Guosheng Securities also pointed out in the research report that supply in the hotel market is still increasing, but there are signs of month-on-month improvement in hotel business operations. The company continues to strengthen its core competitive advantage through product upgrades, excellent service, and membership system construction. It has excellent expansion and operation capabilities, gradually phasing out economical hotels with low quality and poor operating performance, and continuously promoting the expansion of high-end high-quality hotels. The profit margin is expected to continue to increase under the asset-light strategy.

From a comprehensive market perspective, looking ahead to 2026, Huazhu Group's revaluation opportunities are clearly visible.
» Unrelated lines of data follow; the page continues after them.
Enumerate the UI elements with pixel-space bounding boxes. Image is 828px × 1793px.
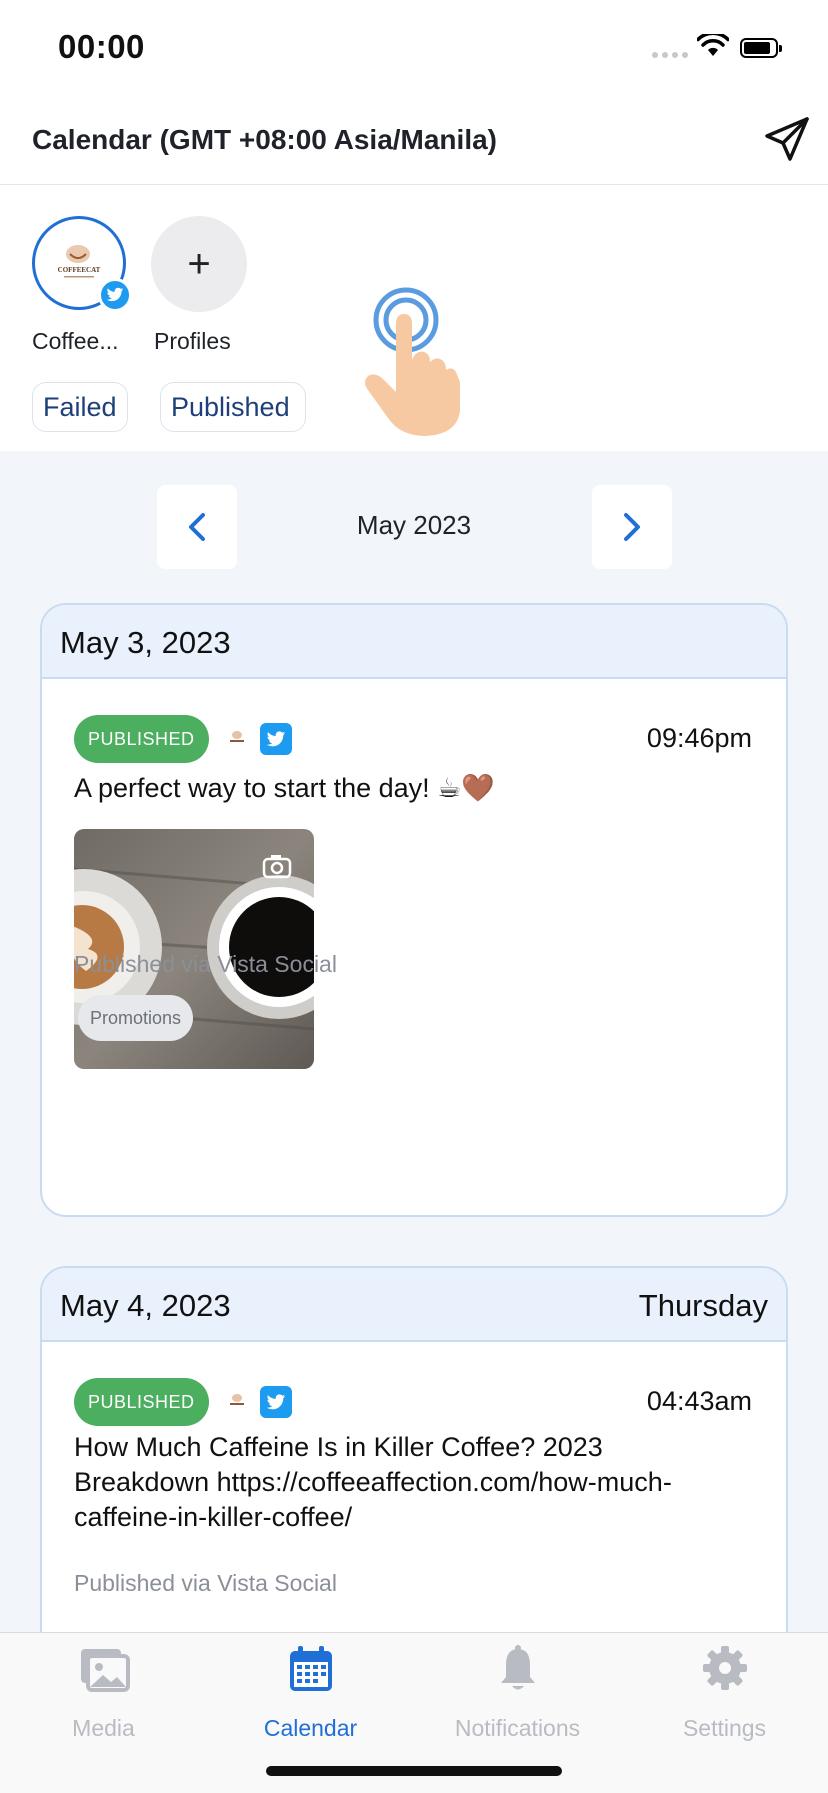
day-weekday: Thursday: [638, 1288, 768, 1323]
twitter-badge-icon: [98, 278, 132, 312]
prev-month-button[interactable]: [157, 485, 237, 569]
filter-failed[interactable]: Failed: [32, 382, 128, 432]
day-date: May 4, 2023: [60, 1288, 231, 1323]
status-badge: PUBLISHED: [74, 1378, 209, 1426]
chevron-left-icon: [189, 513, 205, 541]
post-text[interactable]: A perfect way to start the day! ☕🤎: [74, 771, 495, 806]
published-via: Published via Vista Social: [74, 951, 337, 977]
tab-label-settings: Settings: [682, 1715, 767, 1741]
home-indicator[interactable]: [266, 1766, 562, 1776]
tab-label-media: Media: [72, 1715, 135, 1741]
battery-icon: [740, 38, 782, 58]
add-profile-button[interactable]: +: [151, 216, 247, 312]
wifi-icon: [697, 34, 729, 56]
header-bar: Calendar (GMT +08:00 Asia/Manila): [0, 100, 828, 185]
twitter-icon: [260, 1386, 292, 1418]
day-card-header: May 4, 2023 Thursday: [42, 1268, 786, 1342]
post-tag[interactable]: Promotions: [78, 995, 194, 1041]
status-badge: PUBLISHED: [74, 715, 209, 763]
tab-label-calendar: Calendar: [263, 1715, 358, 1741]
send-icon[interactable]: [764, 116, 810, 162]
next-month-button[interactable]: [592, 485, 672, 569]
profiles-label: Profiles: [154, 328, 231, 354]
profile-name: Coffee...: [32, 328, 119, 354]
page-title: Calendar (GMT +08:00 Asia/Manila): [32, 124, 497, 155]
cellular-signal-icon: [652, 52, 688, 58]
post-time: 04:43am: [646, 1386, 752, 1416]
bell-icon: [501, 1645, 535, 1690]
calendar-icon: [290, 1646, 332, 1691]
plus-icon: +: [187, 241, 211, 286]
filter-published[interactable]: Published: [160, 382, 306, 432]
profile-logo-icon: [230, 1394, 244, 1405]
twitter-icon: [260, 723, 292, 755]
coffeecat-logo: COFFEECAT: [58, 245, 101, 278]
day-date: May 3, 2023: [60, 625, 231, 660]
chevron-right-icon: [624, 513, 640, 541]
touch-indicator-icon: [365, 287, 460, 436]
media-icon: [81, 1649, 130, 1692]
post-text[interactable]: How Much Caffeine Is in Killer Coffee? 2…: [74, 1430, 734, 1535]
gear-icon: [703, 1646, 747, 1690]
tab-label-notifications: Notifications: [454, 1715, 581, 1741]
svg-text:COFFEECAT: COFFEECAT: [58, 266, 101, 274]
post-time: 09:46pm: [646, 723, 752, 753]
published-via: Published via Vista Social: [74, 1570, 337, 1596]
day-card: May 3, 2023 PUBLISHED 09:46pm A perfect …: [40, 603, 788, 1217]
day-card: May 4, 2023 Thursday PUBLISHED 04:43am H…: [40, 1266, 788, 1666]
day-card-header: May 3, 2023: [42, 605, 786, 679]
profile-logo-icon: [230, 731, 244, 742]
month-label: May 2023: [356, 510, 472, 540]
status-time: 00:00: [58, 28, 145, 65]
In the short term, as the relationship between supply and demand in the industry gradually improves, the company's operational resilience through the cycle is expected to be further realized, RevPAR will release flexibility or drive performance repair to provide basic support for valuation; in the medium term, the trend of increasing industry linkage rate under supply-side reforms continues, and Huazhu's penetration or continues to increase in the integration of individual hotel stocks with synergetic effects of scale expansion and profit improvement; from a long-term perspective, the two-wheel drive of sinking market layout and the upgrading of middle- and high-end brands superimposes the digital construction of member ecosystems and superimposes the digital construction capacity of members moat, Or promote the continuous strengthening of the company's growth attributes. If the above logic is gradually implemented, the company's investment value may be further highlighted, which is worthy of long-term optimism among investors.